Bab tiga, diatur tindak pidana lain yang berkaitan dengan TPKS. Dimana orang yang dengan sengaja mencegah, merintangi atau menggagalkan secara langsung atau tidak langsung penyidikan, penuntutan dan pemeriksaan di sidang pengadilan terhadap tersangka, terdakwa atau saksi dalam perkara TPKS. Kemudian orang yang membantu pelarian pelaku TPKS dari proses peradilan pidana dipidana dengan pidana penjara paling singkat satu tahun dan paling lama lima tahun.

Kriteria membantu pelarian pelaku diantaranya memberikan atau meminjamkan uang, barang atau harta kekayaan lain kepada pelaku. Menyediakan tempat tinggal bagi pelaku, menyembunyikan pelaku atau menyembunyikan informasi keberadaan pelaku.

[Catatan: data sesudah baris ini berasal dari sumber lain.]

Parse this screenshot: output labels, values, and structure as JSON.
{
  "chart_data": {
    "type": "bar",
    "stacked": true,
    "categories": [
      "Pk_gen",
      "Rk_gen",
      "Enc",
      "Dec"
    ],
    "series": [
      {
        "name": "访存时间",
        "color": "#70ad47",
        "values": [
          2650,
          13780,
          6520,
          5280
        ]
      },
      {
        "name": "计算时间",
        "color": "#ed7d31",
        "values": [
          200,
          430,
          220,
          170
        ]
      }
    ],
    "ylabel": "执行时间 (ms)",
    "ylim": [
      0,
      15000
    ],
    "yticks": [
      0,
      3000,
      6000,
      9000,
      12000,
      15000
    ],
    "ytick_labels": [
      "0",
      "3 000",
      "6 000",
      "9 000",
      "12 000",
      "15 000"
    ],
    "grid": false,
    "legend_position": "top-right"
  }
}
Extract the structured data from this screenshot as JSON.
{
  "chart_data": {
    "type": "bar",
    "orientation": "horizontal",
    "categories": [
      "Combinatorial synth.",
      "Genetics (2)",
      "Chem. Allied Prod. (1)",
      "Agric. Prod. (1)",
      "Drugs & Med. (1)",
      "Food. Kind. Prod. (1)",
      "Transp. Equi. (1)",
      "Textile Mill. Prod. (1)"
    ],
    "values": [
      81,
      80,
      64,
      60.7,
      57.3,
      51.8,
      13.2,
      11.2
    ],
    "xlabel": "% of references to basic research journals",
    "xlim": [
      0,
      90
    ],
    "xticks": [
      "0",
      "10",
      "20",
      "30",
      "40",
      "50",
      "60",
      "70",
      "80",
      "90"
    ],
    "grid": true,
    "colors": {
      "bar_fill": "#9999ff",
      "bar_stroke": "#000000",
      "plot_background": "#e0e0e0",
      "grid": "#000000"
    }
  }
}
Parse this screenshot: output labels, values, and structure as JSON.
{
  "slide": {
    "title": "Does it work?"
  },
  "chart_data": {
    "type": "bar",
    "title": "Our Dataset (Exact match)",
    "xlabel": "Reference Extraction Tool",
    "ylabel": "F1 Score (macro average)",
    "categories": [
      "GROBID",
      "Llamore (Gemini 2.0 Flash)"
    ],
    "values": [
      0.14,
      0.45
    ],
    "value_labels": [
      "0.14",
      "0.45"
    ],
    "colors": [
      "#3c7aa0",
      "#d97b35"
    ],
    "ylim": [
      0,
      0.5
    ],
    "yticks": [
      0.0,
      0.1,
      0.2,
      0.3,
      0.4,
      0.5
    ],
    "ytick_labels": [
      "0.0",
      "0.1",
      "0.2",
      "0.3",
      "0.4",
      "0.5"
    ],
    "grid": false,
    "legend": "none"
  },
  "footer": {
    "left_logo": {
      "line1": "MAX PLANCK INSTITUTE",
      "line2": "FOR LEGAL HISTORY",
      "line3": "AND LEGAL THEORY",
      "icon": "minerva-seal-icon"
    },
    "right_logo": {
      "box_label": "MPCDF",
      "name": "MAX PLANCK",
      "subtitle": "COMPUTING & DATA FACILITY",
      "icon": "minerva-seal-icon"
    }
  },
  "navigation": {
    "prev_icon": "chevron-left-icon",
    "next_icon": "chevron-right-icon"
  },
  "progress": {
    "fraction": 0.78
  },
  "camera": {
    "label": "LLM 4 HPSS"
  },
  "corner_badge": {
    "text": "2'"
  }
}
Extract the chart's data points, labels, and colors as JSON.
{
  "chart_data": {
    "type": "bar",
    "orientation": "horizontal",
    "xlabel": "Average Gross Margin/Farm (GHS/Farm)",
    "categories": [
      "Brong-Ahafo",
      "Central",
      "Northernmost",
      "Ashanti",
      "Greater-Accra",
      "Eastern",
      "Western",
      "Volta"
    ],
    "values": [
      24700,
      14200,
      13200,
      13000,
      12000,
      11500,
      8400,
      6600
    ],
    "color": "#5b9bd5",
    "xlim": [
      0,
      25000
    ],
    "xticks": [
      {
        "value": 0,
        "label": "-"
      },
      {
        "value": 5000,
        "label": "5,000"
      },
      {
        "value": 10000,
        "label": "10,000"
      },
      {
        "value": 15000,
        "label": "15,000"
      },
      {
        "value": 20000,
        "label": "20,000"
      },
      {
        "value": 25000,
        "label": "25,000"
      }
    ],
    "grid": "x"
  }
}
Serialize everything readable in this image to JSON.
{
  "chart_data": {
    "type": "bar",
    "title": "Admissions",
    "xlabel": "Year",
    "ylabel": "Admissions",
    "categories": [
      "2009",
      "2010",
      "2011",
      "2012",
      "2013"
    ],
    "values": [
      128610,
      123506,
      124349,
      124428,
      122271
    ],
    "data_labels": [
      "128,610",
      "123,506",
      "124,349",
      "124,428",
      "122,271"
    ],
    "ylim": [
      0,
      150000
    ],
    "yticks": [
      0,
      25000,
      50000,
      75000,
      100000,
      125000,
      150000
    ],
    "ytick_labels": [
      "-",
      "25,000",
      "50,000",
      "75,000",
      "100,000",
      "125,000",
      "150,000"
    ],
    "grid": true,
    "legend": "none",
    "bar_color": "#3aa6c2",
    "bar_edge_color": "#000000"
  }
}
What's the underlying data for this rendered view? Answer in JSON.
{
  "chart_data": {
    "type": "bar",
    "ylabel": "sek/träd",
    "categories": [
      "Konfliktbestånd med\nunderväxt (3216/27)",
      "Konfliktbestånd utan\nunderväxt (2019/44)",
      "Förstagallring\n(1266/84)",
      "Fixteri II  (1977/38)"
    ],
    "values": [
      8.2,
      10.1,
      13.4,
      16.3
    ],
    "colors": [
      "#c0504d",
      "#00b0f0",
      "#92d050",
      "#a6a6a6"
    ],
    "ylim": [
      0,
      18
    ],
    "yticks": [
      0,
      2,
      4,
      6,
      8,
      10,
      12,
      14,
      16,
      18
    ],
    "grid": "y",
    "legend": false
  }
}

Bab empat diatur tentang penyidikan, penuntutan dan pemeriksaan di sidang pengadilan terkait TPKS. Kemudian Bab lima mengatur tentang pencegahan, dimana pemerintah dan pemerintah daerah wajib menyelenggarakan pencegahan kekerasan seksual. Bab enam mengatur peran serta masyarakat, dimana peran serta dibutuhkan dalam mencegah kekerasan seksual diwujudkan dengan tindakan diantaranya sosialisasi tentang peraturan perundang-undangan yang mengatur tentang kekerasan seksual.

Selanjutnya Bab tujuh mengatur tentang koordinasi dimana pemerintah dan pemerintah daerah wajib melakukan koordinasi secara berkala dan berkelanjutan untuk mengefektifkan pencegahan dan penanganan korban kekerasan seksual. Bab delapan mengatur tentang pendanaan, dimana pendanaan dibebankan pada APBN dan APBD. Selanjutnya Bab sembilan diatur tentang kerja sama internasional, dimana untuk mengefektifkan penyelenggaraan pencegahan, penanganan atau pemulihan kekerasan seksual, pemerintah melaksanakan kerja sama dengan pihak asing.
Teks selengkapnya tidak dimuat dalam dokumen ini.